27 April : I have been trying to find ways to demonstrate the proportions of the house and the boreholes beneath the house. This is for the poster for the Open Day on 16 May. The holes are 48m deep, but of course, what matters is their 'reach', i.e. how much of the soil around will be thermally responsive to our cooling and heating.
Initially, one imagines deep Cylinders, but in all likelihood, the shape is more like a tapering Bottle shape.
Near the ground surface, the ground temperature varies with the seasons and the days, so only the volume immediately round the pipes is relevant - so it looks like the neck of the bottle.
As you go deeper, the radius of active soil around them increases, perhaps to 3.6m, so it looks like a Bordeaux bottle. As it deepens, it widens to something like 5 metres depending on conductivity, the delta-T that we are working with. The deeper parts are no longer affected by the seasonal changes in the upper layers. At the bottom of the borehole, the bottle-shape is likely to be domed at the bottom.
This model is absolutely to scale (using ArchiCAD 3D), but it's a perspective projection, foreshortening the bottle-shapes.

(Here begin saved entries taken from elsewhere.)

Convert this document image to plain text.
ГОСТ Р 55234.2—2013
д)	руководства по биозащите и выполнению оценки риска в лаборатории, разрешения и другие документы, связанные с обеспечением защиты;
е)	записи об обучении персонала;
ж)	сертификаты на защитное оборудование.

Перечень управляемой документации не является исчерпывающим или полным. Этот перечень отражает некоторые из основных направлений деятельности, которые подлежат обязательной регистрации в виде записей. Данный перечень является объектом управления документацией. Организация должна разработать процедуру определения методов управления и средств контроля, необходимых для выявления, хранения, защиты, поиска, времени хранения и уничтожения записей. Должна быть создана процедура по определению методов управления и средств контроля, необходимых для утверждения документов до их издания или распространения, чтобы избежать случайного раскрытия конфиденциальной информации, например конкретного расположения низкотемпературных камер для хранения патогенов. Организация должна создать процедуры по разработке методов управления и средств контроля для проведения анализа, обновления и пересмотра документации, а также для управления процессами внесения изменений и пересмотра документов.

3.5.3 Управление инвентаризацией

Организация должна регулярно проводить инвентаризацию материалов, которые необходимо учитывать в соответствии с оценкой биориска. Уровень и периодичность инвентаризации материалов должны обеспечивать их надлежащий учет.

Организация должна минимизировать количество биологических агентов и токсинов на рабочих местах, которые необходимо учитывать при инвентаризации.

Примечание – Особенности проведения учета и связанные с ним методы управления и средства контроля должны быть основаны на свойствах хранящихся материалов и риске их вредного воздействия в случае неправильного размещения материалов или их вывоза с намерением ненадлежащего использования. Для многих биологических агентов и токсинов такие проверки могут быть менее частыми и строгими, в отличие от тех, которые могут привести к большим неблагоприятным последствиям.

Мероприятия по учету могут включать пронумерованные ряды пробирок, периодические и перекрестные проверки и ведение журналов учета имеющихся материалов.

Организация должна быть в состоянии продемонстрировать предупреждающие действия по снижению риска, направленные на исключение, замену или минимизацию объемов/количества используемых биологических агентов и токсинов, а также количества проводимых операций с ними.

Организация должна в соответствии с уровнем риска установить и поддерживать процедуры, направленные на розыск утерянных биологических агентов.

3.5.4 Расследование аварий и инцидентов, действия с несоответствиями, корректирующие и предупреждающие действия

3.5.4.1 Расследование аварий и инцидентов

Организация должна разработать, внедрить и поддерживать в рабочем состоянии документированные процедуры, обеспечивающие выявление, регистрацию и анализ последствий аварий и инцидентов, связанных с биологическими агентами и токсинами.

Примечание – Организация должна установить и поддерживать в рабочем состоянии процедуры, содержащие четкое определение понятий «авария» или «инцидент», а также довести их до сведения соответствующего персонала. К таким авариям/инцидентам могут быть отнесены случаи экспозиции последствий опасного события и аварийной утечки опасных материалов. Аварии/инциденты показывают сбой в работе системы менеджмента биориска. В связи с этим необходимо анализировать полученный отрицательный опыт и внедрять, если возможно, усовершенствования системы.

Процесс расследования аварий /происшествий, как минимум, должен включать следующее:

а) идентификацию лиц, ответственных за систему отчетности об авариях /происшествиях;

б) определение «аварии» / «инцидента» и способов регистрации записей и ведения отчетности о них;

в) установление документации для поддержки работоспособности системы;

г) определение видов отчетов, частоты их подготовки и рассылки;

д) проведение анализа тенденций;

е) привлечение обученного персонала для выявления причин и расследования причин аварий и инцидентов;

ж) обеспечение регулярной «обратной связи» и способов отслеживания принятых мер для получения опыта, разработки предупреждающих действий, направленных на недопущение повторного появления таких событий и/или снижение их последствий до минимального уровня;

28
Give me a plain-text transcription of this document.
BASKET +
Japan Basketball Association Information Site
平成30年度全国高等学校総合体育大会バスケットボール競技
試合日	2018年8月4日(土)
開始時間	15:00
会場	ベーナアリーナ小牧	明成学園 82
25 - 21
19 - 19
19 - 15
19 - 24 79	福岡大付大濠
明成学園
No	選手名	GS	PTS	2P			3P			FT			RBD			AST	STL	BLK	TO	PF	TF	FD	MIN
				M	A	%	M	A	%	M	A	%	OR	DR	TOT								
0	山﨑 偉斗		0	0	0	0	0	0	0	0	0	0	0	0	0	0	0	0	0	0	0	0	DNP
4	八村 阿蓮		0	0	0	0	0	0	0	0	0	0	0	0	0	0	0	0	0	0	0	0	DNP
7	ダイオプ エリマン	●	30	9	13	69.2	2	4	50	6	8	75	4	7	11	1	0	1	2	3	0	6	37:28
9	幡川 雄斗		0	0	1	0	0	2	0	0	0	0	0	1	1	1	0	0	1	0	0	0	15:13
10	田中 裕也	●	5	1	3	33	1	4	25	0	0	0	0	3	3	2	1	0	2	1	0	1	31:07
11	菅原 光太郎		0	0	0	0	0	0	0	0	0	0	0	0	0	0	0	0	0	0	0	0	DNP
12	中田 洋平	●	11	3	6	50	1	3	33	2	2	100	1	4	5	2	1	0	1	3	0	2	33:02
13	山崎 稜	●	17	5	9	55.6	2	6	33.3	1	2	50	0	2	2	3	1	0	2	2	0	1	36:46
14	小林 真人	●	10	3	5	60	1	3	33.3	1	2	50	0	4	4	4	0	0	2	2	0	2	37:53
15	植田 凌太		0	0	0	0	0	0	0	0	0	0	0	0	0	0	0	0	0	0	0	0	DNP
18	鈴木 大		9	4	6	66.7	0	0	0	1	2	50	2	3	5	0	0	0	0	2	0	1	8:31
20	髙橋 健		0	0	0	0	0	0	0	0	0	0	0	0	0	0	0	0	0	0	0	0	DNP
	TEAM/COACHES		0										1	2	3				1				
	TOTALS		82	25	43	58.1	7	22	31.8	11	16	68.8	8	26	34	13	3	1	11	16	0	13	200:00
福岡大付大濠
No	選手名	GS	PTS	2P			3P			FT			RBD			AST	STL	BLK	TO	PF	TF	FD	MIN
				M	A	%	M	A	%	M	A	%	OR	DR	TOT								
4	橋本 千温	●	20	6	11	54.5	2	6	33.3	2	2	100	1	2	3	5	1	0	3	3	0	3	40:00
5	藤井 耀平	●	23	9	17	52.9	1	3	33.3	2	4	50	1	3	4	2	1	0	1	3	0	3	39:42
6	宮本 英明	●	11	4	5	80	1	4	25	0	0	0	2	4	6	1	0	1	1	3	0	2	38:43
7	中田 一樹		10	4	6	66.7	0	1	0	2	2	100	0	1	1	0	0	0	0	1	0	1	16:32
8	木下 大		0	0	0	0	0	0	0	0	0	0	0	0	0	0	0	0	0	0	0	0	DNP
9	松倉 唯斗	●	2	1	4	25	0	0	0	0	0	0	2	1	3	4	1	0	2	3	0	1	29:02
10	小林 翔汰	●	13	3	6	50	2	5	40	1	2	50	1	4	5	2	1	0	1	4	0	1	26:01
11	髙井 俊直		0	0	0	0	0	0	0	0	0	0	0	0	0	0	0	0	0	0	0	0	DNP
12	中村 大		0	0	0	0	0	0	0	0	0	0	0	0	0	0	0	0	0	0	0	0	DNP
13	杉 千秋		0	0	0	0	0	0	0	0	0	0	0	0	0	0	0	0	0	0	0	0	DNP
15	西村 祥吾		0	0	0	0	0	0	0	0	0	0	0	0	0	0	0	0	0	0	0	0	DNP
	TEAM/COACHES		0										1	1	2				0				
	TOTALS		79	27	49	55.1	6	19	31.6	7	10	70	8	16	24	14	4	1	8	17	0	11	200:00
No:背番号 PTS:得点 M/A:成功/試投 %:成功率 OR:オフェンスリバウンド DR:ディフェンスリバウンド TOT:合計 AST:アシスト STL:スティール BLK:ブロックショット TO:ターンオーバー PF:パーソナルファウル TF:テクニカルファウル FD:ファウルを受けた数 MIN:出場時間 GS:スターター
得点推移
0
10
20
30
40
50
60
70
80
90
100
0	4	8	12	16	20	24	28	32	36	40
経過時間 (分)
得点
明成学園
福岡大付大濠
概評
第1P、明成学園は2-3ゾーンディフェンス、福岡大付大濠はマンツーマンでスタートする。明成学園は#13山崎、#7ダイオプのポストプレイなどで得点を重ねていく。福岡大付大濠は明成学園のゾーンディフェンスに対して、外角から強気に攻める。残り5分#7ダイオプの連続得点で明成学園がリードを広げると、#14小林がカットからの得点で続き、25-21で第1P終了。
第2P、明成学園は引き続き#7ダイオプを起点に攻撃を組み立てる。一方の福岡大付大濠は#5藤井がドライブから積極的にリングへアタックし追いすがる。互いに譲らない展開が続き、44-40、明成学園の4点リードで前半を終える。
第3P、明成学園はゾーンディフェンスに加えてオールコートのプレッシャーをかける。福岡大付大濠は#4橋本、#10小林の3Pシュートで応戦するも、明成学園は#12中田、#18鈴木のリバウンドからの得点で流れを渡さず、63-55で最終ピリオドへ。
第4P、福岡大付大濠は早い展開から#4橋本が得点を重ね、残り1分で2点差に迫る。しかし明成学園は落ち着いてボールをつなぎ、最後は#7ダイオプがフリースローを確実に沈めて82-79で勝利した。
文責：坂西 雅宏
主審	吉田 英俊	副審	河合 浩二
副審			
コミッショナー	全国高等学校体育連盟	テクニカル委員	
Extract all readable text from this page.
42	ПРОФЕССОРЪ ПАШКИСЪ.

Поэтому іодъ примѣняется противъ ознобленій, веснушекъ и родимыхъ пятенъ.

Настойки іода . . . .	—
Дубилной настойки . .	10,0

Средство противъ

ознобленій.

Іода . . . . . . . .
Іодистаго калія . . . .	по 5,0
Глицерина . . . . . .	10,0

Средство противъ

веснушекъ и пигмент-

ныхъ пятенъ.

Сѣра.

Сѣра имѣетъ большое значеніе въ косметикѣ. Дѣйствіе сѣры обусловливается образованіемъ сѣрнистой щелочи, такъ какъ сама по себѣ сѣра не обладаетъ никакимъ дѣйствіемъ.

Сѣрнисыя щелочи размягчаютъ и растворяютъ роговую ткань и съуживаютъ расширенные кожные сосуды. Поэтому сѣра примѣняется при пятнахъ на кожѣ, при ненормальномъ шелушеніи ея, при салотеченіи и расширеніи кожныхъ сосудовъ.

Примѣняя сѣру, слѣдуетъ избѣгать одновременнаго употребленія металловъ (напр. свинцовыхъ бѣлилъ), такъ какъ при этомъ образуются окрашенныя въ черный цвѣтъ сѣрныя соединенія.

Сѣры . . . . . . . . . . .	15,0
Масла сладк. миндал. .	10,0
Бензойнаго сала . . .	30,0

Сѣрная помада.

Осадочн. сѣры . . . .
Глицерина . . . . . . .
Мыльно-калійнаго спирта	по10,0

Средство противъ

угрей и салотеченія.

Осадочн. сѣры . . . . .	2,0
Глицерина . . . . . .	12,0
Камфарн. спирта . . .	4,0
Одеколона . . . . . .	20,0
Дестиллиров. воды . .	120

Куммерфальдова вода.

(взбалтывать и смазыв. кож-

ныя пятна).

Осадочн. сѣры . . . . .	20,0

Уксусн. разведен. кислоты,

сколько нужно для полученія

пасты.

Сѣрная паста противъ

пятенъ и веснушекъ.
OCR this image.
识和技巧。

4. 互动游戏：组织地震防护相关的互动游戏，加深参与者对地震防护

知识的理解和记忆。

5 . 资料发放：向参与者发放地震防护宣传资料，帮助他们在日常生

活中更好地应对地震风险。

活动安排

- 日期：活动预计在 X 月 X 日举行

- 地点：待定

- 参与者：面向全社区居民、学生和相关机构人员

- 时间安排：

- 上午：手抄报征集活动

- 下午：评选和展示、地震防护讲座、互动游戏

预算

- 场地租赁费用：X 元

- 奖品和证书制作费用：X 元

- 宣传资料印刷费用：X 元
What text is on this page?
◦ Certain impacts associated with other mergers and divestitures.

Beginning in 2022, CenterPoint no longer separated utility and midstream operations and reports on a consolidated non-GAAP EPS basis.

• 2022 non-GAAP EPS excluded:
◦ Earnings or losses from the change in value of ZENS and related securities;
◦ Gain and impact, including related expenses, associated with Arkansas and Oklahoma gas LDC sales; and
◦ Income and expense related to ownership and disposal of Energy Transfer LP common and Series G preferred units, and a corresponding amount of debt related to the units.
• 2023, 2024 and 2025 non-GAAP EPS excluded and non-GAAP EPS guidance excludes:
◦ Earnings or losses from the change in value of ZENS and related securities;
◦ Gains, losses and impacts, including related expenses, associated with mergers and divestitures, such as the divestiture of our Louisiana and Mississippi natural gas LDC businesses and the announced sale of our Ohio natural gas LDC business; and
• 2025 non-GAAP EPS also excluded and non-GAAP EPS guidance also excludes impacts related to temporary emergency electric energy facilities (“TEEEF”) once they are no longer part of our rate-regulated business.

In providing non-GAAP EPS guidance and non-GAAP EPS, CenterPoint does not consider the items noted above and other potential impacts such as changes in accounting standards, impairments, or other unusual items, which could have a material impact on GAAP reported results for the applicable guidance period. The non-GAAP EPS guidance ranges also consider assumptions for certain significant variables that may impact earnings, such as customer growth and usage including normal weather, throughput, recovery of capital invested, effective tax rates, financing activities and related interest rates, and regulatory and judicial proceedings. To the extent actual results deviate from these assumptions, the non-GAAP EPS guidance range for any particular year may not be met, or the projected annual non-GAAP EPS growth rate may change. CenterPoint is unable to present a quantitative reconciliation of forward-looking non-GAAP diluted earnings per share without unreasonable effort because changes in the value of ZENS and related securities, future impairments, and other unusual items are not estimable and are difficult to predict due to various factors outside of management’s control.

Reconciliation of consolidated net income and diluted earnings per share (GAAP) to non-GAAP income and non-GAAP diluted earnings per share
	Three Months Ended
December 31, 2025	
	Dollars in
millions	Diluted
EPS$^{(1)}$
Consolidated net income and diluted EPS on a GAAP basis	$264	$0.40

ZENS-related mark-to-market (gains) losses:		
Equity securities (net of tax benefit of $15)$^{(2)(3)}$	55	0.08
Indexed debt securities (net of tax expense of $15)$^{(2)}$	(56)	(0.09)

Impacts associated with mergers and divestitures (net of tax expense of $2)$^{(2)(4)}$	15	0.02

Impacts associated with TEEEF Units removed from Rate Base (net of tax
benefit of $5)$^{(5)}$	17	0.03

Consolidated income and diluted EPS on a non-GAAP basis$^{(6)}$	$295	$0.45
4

The model also assumes consistent conductivity. All we know is from what the drillers told us, who reported that for the entire depth, it was pretty consistent 'Marl', a mixture of dense clay and broken limestone - a glacial mixture. It sounds right, there was a huge amount of clay slurry coming up, and much of it is still splattered on the wall. If the density varies, the bottle would have thin and wider zones, indicating the range that is affected by our 'interfering' with the natural ground temperature.
The GDL model tells me that the volume is 3600 cubic metres which amounts to about 8,000 tons of dense conductive marl.